Gray Catbird, Brown Thrasher, Eastern Towhee, Willow Flycatcher, Alder Flycatcher, Field Sparrow, Prairie Warbler, Blue-winged Warbler, Golden-winged Warbler, Mourning Warbler, Chestnut-sided Warbler, Yellow Warbler, Nashville Warbler, White-throated Sparrow, Clay-colored Sparrow, Song Sparrow, Indigo Bunting, Orchard Oriole
The decline of shrub habitat has become a conservation concern throughout the northeastern United States. Because changes in shrub habitat are difficult to track, bird species that are shrub specialists serve as an important indicator of the status of this habitat.
- Species associated almost exclusively with open landscapes populated by large, scattered shrubs (Brown Thrasher, Eastern Towhee, and Field Sparrow) showed losses in block occupancy (from 44 to 63% of Priority 1 blocks).
- Shrub-associated species found mainly in regenerating forests or forest edges (e.g., Mourning Warbler, Chestnut-sided Warbler, Nashville Warbler, and White-throated Sparrow) were generally stable.
- Results for species with a more general association with shrubs were mixed: Song Sparrow and Yellow Warbler were stable, and Gray Catbird decreased by 7 percent.
- Prairie Warbler found in greater proportion of blocks, but with limited distribution.

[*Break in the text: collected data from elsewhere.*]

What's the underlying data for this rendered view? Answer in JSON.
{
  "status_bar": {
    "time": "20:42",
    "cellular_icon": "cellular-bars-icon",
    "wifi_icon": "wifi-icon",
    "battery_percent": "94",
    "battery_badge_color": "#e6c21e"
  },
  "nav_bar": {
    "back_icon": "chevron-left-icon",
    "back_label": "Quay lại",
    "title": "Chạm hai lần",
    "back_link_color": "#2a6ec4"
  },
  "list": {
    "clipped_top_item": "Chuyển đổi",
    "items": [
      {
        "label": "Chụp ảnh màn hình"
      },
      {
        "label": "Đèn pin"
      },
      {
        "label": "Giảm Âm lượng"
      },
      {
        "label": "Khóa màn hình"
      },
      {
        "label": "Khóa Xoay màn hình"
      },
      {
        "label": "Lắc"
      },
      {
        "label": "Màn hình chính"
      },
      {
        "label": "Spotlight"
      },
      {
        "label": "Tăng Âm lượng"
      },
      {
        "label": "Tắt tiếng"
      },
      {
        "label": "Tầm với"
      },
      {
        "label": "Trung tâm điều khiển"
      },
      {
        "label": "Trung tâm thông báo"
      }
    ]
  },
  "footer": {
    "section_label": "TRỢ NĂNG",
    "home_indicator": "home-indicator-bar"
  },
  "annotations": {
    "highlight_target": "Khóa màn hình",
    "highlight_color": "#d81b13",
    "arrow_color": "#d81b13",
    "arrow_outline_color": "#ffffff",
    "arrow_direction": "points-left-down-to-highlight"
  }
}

- Block occupancy of Golden-winged and Blue-winged warblers, and Indigo Bunting, which prefer overgrown orchards or abandoned agricultural lands with scattered, taller trees, held steady or increased.
- Clay-colored Sparrow maintains small population in Grande Isle County.
- Increases in Alder and Willow flycatchers reflected region-wide range expansions due to range expansions.